I've been through this too. Join the club!
Let's see what went wrong, from the standpoint of winning masterpoints.
- You did not play with a regular partner the whole first day.
The partnership desk is purely for someone that can fill the seat opposite.
I've learned not to expect much. On the one hand you got someone that was not in your league.
On the other hand, you got someone who, while perhaps a decent player, did not let you play
your best with his comments.
- You played in pairs games instead of knockouts. The knockouts pay so much more after
the first round or two. All players looking to win masterpoints play exclusively in team events.
- Teammates are the key to winning team games. Two average pairs will beat a good pair
and a deficient pair most of the time because while the good pair will grind out a
few more IMPs the whole time, the deficient pair will miss a game or misdefend,
losing huge swings.
What do you need to know then?
- Play with a regular partner or bridge professional the entire time. Not only
will the bridge be at a higher level, but you will enjoy the game more.

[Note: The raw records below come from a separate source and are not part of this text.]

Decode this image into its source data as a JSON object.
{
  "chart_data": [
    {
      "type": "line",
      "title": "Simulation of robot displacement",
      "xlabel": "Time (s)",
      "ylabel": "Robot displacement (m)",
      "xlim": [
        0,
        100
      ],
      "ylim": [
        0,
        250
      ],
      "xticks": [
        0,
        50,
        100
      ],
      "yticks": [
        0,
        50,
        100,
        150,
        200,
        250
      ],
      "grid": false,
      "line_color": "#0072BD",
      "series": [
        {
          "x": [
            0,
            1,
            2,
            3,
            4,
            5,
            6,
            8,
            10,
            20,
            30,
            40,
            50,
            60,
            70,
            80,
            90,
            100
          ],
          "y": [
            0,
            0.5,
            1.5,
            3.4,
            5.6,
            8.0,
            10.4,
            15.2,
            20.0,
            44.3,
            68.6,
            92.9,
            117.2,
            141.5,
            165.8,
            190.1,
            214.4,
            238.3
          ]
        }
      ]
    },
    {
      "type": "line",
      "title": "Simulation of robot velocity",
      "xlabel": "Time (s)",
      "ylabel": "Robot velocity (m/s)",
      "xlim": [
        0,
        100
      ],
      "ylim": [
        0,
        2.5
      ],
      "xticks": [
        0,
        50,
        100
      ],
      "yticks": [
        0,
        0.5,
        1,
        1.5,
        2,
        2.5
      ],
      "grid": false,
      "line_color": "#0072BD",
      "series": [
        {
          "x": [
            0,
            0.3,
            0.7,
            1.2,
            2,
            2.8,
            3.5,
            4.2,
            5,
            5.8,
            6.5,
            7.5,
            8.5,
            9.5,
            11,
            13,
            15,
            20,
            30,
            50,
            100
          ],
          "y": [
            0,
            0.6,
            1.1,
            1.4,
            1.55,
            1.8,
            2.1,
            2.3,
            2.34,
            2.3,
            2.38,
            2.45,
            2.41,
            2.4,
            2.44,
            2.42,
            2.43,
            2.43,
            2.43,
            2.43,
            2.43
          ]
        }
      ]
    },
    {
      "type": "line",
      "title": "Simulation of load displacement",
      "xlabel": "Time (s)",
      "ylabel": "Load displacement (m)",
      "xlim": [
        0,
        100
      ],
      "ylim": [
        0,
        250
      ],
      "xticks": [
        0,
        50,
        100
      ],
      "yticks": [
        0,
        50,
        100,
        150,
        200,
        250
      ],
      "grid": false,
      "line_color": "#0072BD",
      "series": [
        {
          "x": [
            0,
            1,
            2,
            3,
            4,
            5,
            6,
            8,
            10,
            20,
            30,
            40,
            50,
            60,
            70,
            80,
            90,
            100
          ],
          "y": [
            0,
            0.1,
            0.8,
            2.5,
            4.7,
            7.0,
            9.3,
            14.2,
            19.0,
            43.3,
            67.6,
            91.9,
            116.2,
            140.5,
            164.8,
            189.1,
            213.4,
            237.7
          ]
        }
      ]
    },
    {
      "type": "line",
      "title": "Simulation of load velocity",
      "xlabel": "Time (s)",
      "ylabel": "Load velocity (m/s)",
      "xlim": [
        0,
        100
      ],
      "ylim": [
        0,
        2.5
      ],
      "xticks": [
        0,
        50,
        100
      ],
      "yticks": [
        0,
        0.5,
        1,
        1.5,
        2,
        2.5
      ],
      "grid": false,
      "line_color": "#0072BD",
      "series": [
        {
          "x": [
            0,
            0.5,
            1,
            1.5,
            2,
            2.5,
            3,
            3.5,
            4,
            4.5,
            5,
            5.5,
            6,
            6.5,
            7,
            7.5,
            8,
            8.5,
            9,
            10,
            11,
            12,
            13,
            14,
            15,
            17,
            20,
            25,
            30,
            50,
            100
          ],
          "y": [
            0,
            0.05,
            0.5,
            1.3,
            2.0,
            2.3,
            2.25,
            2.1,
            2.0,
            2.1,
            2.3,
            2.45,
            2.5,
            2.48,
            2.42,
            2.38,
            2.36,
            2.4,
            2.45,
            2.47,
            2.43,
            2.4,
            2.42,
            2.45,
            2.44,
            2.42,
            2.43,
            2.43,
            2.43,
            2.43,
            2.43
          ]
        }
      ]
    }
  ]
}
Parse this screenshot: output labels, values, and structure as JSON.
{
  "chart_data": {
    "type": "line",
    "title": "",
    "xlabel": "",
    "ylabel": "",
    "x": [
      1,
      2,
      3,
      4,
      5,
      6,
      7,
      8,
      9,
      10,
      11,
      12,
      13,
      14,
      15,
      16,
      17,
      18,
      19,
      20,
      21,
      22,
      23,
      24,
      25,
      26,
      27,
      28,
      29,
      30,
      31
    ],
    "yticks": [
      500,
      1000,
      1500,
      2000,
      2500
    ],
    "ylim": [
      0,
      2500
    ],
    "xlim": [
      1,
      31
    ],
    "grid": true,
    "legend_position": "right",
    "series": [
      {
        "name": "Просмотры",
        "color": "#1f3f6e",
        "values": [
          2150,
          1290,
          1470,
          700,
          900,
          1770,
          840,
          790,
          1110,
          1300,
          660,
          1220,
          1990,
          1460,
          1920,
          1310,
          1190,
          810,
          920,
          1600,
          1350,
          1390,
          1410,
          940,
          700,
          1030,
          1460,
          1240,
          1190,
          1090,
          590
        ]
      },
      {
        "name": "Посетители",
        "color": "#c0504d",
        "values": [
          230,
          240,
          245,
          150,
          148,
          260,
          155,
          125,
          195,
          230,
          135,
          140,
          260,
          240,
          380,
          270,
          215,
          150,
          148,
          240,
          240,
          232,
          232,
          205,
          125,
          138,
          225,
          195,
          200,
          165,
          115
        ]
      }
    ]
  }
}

- Plan to play in the team events for the duration.
Leave the pairs events out!
- Plan your lineups ahead of time. I cannot stress this enough. Your teammates
should be players who have played before together in team events and have done reasonably well.
Ask them if they can play particular events with you, in advance.
If you don't know anyone to ask, start playing at the event and keep an eye out for players
that seem to play solidly, and ask them how many masterpoints they have - don't be shy!
If they turn out to be very good for their quantity of masterpoints, then ask if they
want to play in team games.
- If you find yourself with a team that is having success in their bracket, hold onto
them for dear life. You can run through a Regional like Gatlinburg and score
100+ masterpoints (yes!) that way, even in the lower brackets.
Now what kind of Master would that make you?